The Yellow-tufted Honeyeater is a striking, medium to medium-large honeyeater with a slightly down-curved bill. It is olive-brown above, yellowish grey below, with a black face mask and bright yellow ear tufts and sides of the throat. The males are slightly larger but the sexes are otherwise similar. Young are duller and paler, with yellow areas washed green. There are three subspecies, two of which are fairly similar (L. m. melanops and L. m. meltoni) and one which is much larger, with brighter plumage (L. m. cassidix ). This latter subspecies is known as the Helmeted Honeyeater and is endangered, being restricted to the Yellingbo area of Victoria.

Similar species: 

No similar species. The Yellow-tufted Honeyeater is much brighter and more conspicuous than other honeyeaters that it may be found with.

Where does it live?

Endemic to eastern and south-eastern mainland Australia, the Yellow-tufted Honeyeater is found from the Tropic of Capricorn (Queensland) to south-western Victoria and south-eastern South Australia. The range of the endangered subspecies L. m. cassidix has contracted from a large portion of south-western Victoria to a small area near Yellingbo.
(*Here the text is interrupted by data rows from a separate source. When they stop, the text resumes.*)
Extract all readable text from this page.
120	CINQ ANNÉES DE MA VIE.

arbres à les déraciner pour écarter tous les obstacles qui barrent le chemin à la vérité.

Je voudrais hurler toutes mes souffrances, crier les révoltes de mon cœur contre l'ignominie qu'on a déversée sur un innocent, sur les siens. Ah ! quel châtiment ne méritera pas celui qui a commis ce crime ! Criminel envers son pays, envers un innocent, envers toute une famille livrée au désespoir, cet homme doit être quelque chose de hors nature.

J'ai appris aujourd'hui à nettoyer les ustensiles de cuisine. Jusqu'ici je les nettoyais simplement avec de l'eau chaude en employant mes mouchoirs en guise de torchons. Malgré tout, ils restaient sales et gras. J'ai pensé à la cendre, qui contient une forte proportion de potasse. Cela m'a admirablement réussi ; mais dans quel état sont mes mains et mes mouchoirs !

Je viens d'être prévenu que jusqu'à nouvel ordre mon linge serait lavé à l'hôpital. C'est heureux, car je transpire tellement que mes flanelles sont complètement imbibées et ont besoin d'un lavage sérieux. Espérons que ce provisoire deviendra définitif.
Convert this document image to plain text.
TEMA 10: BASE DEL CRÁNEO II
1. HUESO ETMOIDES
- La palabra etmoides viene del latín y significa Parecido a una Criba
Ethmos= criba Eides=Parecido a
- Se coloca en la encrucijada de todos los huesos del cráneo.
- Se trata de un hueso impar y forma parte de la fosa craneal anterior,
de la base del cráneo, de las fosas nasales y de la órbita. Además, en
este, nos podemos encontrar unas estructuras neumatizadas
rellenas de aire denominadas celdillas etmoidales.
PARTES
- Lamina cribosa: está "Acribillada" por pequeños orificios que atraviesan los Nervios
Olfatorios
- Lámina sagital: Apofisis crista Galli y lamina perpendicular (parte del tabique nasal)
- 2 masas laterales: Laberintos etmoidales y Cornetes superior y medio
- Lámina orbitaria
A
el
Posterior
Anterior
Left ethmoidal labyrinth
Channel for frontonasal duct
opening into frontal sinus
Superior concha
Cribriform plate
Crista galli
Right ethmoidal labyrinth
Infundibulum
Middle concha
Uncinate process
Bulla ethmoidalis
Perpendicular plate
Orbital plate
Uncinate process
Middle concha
The Yellow-tufted Honeyeater is found in open dry forests and woodlands dominated by eucalypts, and often near water. They sometimes visit gardens. The endangered Helmeted Honeyeater (subspecies L. m. cassidix) is confined to narrow patches of tall forest along streams or in swamps.

Seasonal movements: 

The more common subspecies of the Yellow-tufted Honeyeater show some movement in autumn and winter from open forest to wooded gullies, usually associated with food availability. The endangered subspecies L. m. cassidix is sedentary.

What does it do?

The Yellow-tufted Honeyeater feeds singly or in twos, or in groups of up to ten outside the breeding season, in the canopy of trees and shrubs. It feeds mainly on nectar from eucalypt flowers and insects from leaves and bark. The Helmeted Honeyeater (sub-species L. m. cassidix ) specialises on feeding from the Mountain Swamp Gum and also commonly feeds on the sap from injuries on eucalypt trunks.


The Yellow-tufted Honeyeater is gregarious, breeding in colonies or 'neighbourhoods' of adjacent territories. Pairs are monogamous, staying together on the same territory. Parents are occasionally assisted with feeding and nest cleaning by 'helpers'. The tightly woven, cup-shaped nests are hung in understorey shrubs. The females do most of the incubation, but both parents, plus any helpers, feed the young. Two or three broods may be raised in a season.

Living with us

The Helmeted Honeyeater (subspecies L. m. cassidix) is most adversely affected by land-clearing along hillsides, which leads to the disturbance and deterioration of vegetation (e.g. psyllid infestations in stressed trees) and the subsequent arrival of aggressive species that out-compete them for breeding territories (such as the Bell Miner). Replanting of suitable habitat at Yellingbo, Victoria, has improved Helmeted Honeyeater breeding and foraging in that area.